Starting Tuesday, three-member county gun boards will no longer issue, deny, revoke or suspend licenses. County clerks will assume the responsibilities while the Michigan State Police will conduct checks to see if applicants are legally disqualified due to their age, criminal history, mental illness or other factors.

The cost of an initial application and license will drop from $105 to $100, not including a fingerprinting fee. The cost of a renewal application and license, which are good for four to five years, will rise from $105 to $115.

An initial license will have to be issued or disqualified within 45 days of fingerprints being taken instead of within 45 days of a licensing board getting a fingerprint analysis from the state police.
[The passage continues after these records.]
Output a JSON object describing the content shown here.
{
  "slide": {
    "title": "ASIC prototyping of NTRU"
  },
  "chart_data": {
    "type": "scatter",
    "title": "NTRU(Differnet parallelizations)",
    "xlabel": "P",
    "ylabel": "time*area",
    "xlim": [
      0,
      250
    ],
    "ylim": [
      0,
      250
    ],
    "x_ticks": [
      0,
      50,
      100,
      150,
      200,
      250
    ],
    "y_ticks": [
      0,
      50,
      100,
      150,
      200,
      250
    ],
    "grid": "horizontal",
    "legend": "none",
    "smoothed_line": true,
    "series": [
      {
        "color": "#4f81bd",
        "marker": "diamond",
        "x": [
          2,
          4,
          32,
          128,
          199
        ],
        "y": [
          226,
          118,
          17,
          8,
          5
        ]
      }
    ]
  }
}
A renewal must be issued or denied within 30 days instead of the current 60-day deadline.

The law is the latest step toward making Michigan a true “shall-issue” state, in which a permit has to be issued as long as an applicant has taken a gun safety course, has no felony convictions and meets other requirements such as not being subject to a protection order. The measure eliminates the ability to deny a license to someone not explicitly disqualified by law but who still might pose a safety risk, which has led gun control advocates to warn that an important safeguard is going away as well as gun boards’ practice of interviewing applicants in person.

Of the 2,081 applications denied in the 2013-14 fiscal year, 349 were denied because a gun board decided it would be detrimental to the safety of the applicant or others.

Supporters have said Michigan was the last state with local gun boards and a 2001 law was supposed to make Michigan a “shall issue” state, but keeping in place gun boards continued to result in different implementation depending on the county. County clerks, who already were doing the administrative work of gun boards (which consisted of the county prosecutor, sheriff and a state police representative) will assume a similar but expanded role.

The National Rifle Association has said the new law will eliminate licensing delays, arbitrary denials, and requests to appear before gun boards and be asked “the basis for wishing to exercise a constitutional right.”

Beginning Tuesday, clerks also will be required to issue a temporary emergency concealed carry license if an applicant has obtained a personal protection order or a county sheriff determines the applicant’s safety is at risk.